If you have $P$, I think you can recover $Q$ as $(D^{-1}PD)^{-1}$.
Therefore, you are looking for invertible integer matrices $P$ such that $D^{-1}PD$ is also invertible (i.e., $P\in GL_n(\mathbf Z)\cap D GL_n(\mathbf Z) D^{-1}$).

Going modulo the subgroup group consisting of $I+T$, where $T$ is an endomorphism of $\mathbf Z^n$ such that $T(\mathbf Z^n)\subset D\mathbf Z^n$, you get the automorphism group of the finite abelian group $A=\mathbf Z/d_1\mathbf Z\times\dotsb\mathbf\times Z/d_n\mathbf Z$. This group is a product of the automorphism groups of the primary components of $A$.

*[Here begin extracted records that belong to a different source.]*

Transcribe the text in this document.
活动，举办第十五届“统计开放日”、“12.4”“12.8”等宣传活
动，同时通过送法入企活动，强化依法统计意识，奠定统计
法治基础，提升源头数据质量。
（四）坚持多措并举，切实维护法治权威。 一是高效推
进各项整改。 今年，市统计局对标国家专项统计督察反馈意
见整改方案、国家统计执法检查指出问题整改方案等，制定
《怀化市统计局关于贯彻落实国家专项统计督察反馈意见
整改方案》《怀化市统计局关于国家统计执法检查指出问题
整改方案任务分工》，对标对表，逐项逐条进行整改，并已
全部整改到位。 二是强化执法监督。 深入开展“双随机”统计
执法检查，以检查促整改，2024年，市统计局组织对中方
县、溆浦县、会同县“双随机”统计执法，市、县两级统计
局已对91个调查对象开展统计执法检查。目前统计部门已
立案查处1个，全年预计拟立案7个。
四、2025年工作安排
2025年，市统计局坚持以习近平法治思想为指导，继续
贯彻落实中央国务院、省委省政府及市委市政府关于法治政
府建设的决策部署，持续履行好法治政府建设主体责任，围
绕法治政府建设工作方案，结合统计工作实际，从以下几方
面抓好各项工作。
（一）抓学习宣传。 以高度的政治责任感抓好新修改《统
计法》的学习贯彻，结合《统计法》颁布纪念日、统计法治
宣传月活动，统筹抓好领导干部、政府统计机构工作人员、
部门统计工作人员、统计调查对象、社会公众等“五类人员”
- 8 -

A $p$-primary component of $A$ is of the form $\mathbf Z/p^{\lambda_1}\mathbf Z\times\dotsb\times\mathbf Z/p^{\lambda_n}\mathbf Z$. This group is generated by the *Birkhoff moves* (see *Subgroups of Finite Abelian Groups* by Garrett Birkhoff in Proceedings of the London Math. Society, 1935):

 1. Scaling any row/column by a $p$-free integer
 2. Adding $\alpha$ times the $i$th row (column) to the $j$th row (column) so long as $p^{\max\{0,\lambda_i-\lambda_j\}}$ divides $\alpha$.
 3. Interchanging rows or columns with the same invariant factors.